Malum, ulusalcılar 27 Mayıs darbesinin tarihimizdeki tek "anti-amerikancı" darbe olduğu tezviratını pek severler.Ama memur maaşlarının ödenmesi için darbenin haftasında Merkez Bankası'na Amerikan kaynaklarından aktarılan...
Malum, ulusalcılar 27 Mayıs darbesinin tarihimizdeki tek "anti-amerikancı" darbe olduğu tezviratını pek severler.

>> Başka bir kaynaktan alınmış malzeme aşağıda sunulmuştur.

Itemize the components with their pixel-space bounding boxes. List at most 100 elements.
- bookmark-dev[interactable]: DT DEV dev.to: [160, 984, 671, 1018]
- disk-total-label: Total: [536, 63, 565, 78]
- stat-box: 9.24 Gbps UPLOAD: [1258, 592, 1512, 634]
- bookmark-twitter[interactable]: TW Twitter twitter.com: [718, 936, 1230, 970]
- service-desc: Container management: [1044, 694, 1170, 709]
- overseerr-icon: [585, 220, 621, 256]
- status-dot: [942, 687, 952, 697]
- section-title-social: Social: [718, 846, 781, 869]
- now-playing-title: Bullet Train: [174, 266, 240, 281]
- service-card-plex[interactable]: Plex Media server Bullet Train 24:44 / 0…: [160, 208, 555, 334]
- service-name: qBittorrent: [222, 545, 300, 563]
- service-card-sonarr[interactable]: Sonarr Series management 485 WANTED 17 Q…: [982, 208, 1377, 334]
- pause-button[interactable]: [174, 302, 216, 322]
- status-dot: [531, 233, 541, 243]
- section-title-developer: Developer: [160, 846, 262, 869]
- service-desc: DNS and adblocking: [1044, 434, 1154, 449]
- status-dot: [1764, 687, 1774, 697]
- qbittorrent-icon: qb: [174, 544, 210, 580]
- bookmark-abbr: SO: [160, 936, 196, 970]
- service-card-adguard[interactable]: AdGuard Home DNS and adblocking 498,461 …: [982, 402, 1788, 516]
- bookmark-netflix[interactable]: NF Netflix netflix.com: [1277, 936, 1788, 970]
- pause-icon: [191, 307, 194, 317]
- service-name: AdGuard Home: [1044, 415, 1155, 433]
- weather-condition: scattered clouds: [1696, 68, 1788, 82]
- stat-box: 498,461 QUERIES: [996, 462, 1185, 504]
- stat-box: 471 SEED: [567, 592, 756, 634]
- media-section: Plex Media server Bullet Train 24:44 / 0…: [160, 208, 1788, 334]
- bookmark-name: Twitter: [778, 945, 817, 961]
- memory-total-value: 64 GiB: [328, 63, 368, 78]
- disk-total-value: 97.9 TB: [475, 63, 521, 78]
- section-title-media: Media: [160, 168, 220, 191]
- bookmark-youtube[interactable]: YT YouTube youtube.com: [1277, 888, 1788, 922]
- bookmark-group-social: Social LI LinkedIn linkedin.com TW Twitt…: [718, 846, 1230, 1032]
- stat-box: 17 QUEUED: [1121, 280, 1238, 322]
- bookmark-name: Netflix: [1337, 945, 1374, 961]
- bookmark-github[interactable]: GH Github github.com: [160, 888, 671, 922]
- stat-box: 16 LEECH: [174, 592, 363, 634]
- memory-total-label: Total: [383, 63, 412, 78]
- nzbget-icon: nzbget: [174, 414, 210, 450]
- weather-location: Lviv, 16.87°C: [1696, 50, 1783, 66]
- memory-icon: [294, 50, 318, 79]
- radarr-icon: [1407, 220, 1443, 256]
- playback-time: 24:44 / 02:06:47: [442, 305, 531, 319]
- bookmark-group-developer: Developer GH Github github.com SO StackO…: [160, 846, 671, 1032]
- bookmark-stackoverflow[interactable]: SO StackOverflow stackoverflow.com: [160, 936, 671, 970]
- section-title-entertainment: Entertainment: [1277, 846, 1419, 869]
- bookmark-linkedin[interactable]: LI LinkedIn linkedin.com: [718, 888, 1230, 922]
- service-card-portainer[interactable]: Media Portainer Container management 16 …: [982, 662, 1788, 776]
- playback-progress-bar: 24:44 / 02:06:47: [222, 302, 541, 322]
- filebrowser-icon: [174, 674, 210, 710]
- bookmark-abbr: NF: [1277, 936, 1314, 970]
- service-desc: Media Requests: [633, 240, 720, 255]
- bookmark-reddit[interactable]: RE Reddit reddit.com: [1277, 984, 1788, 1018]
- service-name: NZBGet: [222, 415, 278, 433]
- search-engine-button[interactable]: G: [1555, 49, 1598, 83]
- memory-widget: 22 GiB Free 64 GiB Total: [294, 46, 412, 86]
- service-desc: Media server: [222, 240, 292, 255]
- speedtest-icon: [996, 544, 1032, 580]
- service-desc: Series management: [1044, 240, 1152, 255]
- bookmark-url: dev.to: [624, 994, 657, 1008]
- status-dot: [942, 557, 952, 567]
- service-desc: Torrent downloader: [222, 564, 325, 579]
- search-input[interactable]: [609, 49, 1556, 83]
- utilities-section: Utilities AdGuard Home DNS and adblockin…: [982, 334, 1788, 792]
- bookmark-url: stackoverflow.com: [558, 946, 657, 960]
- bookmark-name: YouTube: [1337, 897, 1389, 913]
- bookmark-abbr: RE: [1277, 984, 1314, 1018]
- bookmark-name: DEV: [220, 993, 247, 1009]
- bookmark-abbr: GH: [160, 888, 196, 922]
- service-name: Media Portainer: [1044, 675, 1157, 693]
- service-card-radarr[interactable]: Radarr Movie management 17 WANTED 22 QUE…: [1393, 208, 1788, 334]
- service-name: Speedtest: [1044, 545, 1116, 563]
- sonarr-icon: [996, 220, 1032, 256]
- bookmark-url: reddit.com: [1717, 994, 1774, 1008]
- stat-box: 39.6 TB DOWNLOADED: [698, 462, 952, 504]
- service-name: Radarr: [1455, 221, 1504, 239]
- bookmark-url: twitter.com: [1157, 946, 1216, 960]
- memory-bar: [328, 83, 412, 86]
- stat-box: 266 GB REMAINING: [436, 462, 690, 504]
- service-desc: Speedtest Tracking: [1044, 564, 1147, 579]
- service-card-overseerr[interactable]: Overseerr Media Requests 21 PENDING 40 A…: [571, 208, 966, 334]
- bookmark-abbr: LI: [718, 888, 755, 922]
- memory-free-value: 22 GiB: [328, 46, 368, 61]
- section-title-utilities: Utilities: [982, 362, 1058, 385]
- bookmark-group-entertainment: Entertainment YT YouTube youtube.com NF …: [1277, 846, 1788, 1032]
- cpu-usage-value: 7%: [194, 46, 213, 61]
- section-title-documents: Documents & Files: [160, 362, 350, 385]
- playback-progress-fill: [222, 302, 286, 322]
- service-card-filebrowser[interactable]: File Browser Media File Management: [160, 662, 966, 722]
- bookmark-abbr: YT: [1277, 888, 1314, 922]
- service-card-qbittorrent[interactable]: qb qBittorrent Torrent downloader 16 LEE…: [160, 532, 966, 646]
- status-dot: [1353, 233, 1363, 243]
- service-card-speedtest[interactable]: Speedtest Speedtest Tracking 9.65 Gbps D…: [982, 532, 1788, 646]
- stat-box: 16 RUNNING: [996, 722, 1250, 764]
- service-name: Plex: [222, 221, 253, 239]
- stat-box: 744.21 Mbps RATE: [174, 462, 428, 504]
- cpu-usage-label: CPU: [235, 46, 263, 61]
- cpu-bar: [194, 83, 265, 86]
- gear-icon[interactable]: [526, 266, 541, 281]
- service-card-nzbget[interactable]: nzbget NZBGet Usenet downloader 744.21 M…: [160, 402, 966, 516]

Ama memur maaşlarının ödenmesi için darbenin haftasında Merkez Bankası'na Amerikan kaynaklarından aktarılan milyonlarca dolardan söz etmezler.
Daha sonra darbeci albay Talat Aydemir'in bir diplomatik ortamda darbenin sonuçlarından yakınması üzerine Amerikalı bir askeri yetkilinin "emin misiniz, bizim CIA'ya bir sormak lazım" deyip kahkaha attığı da anlatılır.
Hiç şüphesiz 27 Mayıs da, 12 Eylül de "dışarısı"nın "our boys" dediği ekiplerin işi olarak gerekleşmiştir.
Bugün konumuz ne 27 Mayıs ne de 12 Eylül.
Fakat şunu hep aklımızda tutalım istiyorum...
Dışarısı dahil olmadan ne darbe olur, ne de darbe girişimi!
***
Sadece dışarısı mı?
Siviller katılmadan da darbe olmaz.
Bu da ikiye ayrılır: Siyasi ayak ve sermaye/ para ayağı.
Bir süredir 15 Temmuz'u bunlardan bağımsız konuşmaya başladık, yanlış yapıyoruz.
Tam burada yine 27 Mayıs'a dönüp bakalım...
Uzun yıllar sonra üzerindeki örtü kaldırılan CIA belgeleri 27 Mayıs'a dair ne çok şeyi netleştirdi.
Bunlardan biri de darbenin Şubat 1960'ta hazırlanmaya başlandığı ve CHP ile yüksek bürokrasinin bundan haberdar olduğudur.
27 Mayıs darbesini dünyaya kabul ettiren İnönü'dür.
Net.
Tekrar günümüze dönersek...
Soruyorum...
15 Temmuz'un siyasi ve sermaye ayağının "görünen" Fetöcülerden ibaret olduğunu düşünüyor musunuz?
15 Temmuz'un arkasındaki "yabancı eller"in Barkey ve Fuller gibi üç beş "emekli"den ibaret olduğuna sahiden inanıyor musunuz?